Il cittadino urla contro le vessazioni di Equitalia forte con i deboli - accusa - e debole con i forti; e però se oggi non paghi le rate del mutuo ti portano via tutto, se evadi le tasse non ti succede niente: per via di prescrizioni, patteggiamenti, contenziosi oggi pagano con la prigione solo 168 condannati per frode fiscale. Altro che svuotacarceri.
Parafrasando il Berlusconi trionfante del 1994 potremmo dire che se ogni impresa e partita Iva riducesse la sua evasione o elusione fiscale di mille euro l'anno, lo Stato incasserebbe una decina di miliardi, il doppio della spending review promessa e annunciata da Carlo Cottarelli, oltre due volte il gettito dell'Imu prima casa, più di quanto costerà il taglio del cuneo fiscale. E però Renzi ha aspettato finora per parlare di lotta all'evasione fiscale. Perché?
1. Forse il premier pensa che la lotta all'evasione fiscale sia quella cosa che si fa ma non si dice;
2. o forse teme che se ne parli e poi non se ne faccia nulla. Però nei suoi primi cinquanta giorni di vita, il governo ha annunciato molte cose che non sappiamo se e quando realizzerà, altre le ha cancellate;
3. quella di Renzi potrebbe anche essere una scelta strategica: in tempi di crisi e di crescita prossima allo zero c'è chi dice che sarebbe controproducente togliere ancora ossigeno ai piccoli imprenditori.
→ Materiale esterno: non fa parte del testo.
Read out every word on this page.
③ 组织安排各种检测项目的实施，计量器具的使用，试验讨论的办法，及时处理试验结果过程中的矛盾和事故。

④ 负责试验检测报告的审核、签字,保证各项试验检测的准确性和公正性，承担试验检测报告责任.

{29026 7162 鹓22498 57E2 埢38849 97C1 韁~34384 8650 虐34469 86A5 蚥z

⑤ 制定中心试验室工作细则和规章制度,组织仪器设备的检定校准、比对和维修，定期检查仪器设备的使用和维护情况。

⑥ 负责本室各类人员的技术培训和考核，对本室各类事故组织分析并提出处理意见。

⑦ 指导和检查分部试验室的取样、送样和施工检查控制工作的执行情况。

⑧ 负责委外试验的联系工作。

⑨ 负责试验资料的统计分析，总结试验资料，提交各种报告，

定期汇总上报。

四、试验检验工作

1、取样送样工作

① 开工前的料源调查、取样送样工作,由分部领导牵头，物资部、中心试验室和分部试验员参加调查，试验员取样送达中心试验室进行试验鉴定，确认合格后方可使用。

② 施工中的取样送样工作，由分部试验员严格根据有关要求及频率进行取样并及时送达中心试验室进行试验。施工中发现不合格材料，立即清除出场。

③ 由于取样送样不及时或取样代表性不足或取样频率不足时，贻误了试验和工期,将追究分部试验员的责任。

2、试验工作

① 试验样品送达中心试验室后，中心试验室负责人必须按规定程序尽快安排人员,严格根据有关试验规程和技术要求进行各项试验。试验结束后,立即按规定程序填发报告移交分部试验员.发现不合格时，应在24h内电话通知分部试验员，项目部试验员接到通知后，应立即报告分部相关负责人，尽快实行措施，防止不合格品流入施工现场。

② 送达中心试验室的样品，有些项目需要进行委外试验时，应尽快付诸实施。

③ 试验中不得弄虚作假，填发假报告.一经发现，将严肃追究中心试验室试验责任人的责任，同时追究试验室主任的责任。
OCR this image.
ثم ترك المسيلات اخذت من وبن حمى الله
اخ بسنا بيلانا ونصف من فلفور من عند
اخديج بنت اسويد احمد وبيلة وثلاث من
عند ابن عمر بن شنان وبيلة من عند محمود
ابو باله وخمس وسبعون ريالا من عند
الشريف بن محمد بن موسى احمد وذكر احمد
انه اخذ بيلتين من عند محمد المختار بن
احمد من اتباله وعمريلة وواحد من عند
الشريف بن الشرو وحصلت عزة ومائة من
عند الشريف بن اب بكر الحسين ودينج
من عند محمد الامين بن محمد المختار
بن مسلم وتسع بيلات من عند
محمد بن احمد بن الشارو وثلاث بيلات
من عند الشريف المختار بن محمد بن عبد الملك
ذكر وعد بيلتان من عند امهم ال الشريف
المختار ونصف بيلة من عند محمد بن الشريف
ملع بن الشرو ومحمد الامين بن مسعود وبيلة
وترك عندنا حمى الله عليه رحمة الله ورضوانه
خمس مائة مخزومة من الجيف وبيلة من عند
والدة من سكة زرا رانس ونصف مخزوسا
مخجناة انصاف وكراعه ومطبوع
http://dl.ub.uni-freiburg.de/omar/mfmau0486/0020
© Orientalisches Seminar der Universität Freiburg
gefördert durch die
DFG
Giusto, vero, ma i mancati introiti impediscono allo Stato di finanziare opere o alleggerire ancora il costo del lavoro;
4. oppure la ragione è molto più semplice: è già cominciata la campagna elettorale per le europee e, come spiega Vincenzo Visco (che Berlusconi chiamava Dracula…) a chiunque glielo chieda, sono in ballo dieci milioni di voti e da che mondo è mondo le campagne elettorali si vincono o si perdono parlando di tasse, o non parlandone affatto;
5. i competitor di Renzi, per esempio, si chiamano Silvio Berlusconi e Beppe Grillo, e mentre il primo trionfò gridando nelle piazze e in tv «meno tasse per tutti», l'altro è ancora oggi accreditato di un quinto dei voti prossimi venturi senza aver mai pronunciato – nemmeno lui! – le parole evasione fiscale.
Tutto chiaro, tutto comprensibile. Ma se davvero Renzi vuole vincere la sua battaglia, politica ed economica, quelle due parole non le può più ignorare. Perché nascono anche in quel ginepraio di leggi, accomodamenti, aiuti che si annidano da sempre nella pubblica amministrazione - fino ad alimentare corruzione e criminalità - e che lui dice di voler estirpare. Del resto, non vuole "cambiare passo"?